Vector search
LeanLucene stores dense float vectors per segment and builds an HNSW graph at flush time by default. Searches use HNSW when a graph is present, then rerank the shortlist with exact cosine similarity.
Index a vector
using Rowles.LeanLucene.Document.Fields;
var doc = new LeanDocument();
doc.Add(new StringField("id", "v1"));
doc.Add(new VectorField("embedding", new float[] { 0.1f, 0.2f, 0.3f, 0.4f }));
writer.AddDocument(doc);
All vectors written to the same field must have the same dimensionality.
Vector fields are normalised at index time by default.
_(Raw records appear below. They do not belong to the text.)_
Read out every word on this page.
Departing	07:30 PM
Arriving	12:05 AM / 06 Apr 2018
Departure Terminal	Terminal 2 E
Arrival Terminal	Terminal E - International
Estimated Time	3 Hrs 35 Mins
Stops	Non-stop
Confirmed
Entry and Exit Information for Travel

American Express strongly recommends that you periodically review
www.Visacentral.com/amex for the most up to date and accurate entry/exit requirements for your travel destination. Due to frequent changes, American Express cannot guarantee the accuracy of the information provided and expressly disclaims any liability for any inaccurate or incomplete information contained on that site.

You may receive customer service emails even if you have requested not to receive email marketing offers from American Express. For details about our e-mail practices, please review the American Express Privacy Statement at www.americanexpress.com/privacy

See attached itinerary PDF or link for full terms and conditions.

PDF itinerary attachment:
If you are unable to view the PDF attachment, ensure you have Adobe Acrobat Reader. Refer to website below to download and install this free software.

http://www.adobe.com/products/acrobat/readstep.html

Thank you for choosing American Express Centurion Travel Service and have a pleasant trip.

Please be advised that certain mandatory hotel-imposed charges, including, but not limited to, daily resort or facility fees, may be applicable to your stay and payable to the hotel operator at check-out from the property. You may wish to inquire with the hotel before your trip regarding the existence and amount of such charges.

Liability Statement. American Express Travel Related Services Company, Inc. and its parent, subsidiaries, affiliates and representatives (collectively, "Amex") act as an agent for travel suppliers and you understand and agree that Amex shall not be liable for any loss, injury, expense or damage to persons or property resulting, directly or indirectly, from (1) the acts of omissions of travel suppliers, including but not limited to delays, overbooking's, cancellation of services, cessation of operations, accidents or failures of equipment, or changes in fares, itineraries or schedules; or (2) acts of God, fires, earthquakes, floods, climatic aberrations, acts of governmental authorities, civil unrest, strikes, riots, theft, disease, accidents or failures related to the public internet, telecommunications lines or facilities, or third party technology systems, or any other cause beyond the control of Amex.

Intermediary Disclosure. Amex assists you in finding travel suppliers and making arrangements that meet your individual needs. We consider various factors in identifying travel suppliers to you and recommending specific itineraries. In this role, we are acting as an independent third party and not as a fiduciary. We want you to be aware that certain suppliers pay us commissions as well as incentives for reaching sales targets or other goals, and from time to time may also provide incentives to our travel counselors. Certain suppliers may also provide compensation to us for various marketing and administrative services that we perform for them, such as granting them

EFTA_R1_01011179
This keeps cosine search cheap and consistent.
Query
using Rowles.LeanLucene.Search.Queries;
var query = new VectorQuery(
"embedding",
queryVector,
topK: 10,
efSearch: 128,
oversamplingFactor: 2);
var hits = searcher.Search(query, topN: 10);
The score is cosine similarity, range [-1, 1] (typically [0, 1] for normalised
vectors).
Build settings
using Rowles.LeanLucene.Codecs.Hnsw;
using Rowles.LeanLucene.Index.Indexer;
var config = new IndexWriterConfig
{
NormaliseVectors = true,
BuildHnswOnFlush = true,
HnswBuildConfig = new HnswBuildConfig
{
M = 16,
EfConstruction = 100,
},
};
Set HnswSeed for reproducible graph builds.
Hybrid retrieval
Combine a vector query with a text query through RRF, or add a
filter directly to VectorQuery:
var filter = new TermQuery("category", "docs");
var query = new VectorQuery("embedding", queryVector, topK: 10, filter: filter);
Implementation note
If no HNSW graph exists, LeanLucene falls back to a flat SIMD scan. Vector readers are opened lazily, so non-vector searches do not pay the mmap cost.